The council passed an ordinance that established inclusionary zoning in March. In a press release at the time, Cantrell said HR&A’s work “informed the final ordinance.”

“It’s concerning to know that HR&A’s client list includes real estate developers, landlord groups, and short-term rental platforms and we believe it certainly warrants a review of their Smart Housing Mix recommendations,” Cashauna Hill, executive director of the Greater New Orleans Fair Housing Action Center, told The Lens in an email.

In the spring, the company started working on a second study for the city. An amendment to the original contract directed HR&A to study the one-to-one match and the 25 percent cap as potential options. Their total contract value was changed from $83,000 to $219,000.

It’s unclear what the City Council will do with the study, and whether they will act on it when other short-term rental rules — including stricter limits on residentially zoned short-term rentals and proposed enforcement policies — are put to a vote at their next regular meeting on Aug. 8. It’s possible that the council could revisit the issue at a later date, but Palmer has expressed concerns about waiting.
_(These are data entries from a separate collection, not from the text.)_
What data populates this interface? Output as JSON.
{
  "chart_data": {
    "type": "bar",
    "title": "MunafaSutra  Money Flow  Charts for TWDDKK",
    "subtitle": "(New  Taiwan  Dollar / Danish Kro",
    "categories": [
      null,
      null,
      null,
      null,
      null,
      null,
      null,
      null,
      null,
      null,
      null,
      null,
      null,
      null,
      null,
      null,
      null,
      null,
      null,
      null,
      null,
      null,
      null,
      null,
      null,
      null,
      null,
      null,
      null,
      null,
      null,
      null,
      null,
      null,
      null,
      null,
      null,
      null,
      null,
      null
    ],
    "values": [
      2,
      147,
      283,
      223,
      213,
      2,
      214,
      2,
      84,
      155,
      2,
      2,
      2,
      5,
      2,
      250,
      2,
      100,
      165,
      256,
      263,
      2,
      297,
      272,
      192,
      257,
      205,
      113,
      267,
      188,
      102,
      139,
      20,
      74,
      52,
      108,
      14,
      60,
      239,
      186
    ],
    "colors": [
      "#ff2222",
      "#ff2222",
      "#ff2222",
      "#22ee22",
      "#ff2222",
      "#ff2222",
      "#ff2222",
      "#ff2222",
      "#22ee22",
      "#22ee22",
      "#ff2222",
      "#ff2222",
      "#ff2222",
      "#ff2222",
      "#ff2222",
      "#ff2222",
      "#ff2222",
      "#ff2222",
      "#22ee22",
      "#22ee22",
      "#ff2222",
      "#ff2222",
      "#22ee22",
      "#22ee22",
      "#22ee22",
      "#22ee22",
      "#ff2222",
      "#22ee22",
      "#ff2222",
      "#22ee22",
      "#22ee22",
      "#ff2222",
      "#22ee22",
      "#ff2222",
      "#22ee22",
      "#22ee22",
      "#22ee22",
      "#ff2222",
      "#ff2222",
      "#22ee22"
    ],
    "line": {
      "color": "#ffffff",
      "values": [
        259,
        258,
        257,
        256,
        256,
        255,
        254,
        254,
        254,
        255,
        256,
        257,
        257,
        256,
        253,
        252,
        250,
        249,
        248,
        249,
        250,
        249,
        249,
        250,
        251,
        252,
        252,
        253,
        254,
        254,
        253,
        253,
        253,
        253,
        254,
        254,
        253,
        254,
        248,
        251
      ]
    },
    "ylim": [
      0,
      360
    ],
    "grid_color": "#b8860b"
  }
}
“My concern is that once we pass this short-term rental legislation… we could technically take a lot of units off the market if we’re not addressing the affordability issue here,” Palmer said during the February presentation. “When we start drilling down with this STR ordinance there is going to be a substantial need for affordability and affordable housing in that, and it will be a requirement. Full stop.”

This story was updated after publication with a statement from Airbnb. The company had initially declined to comment.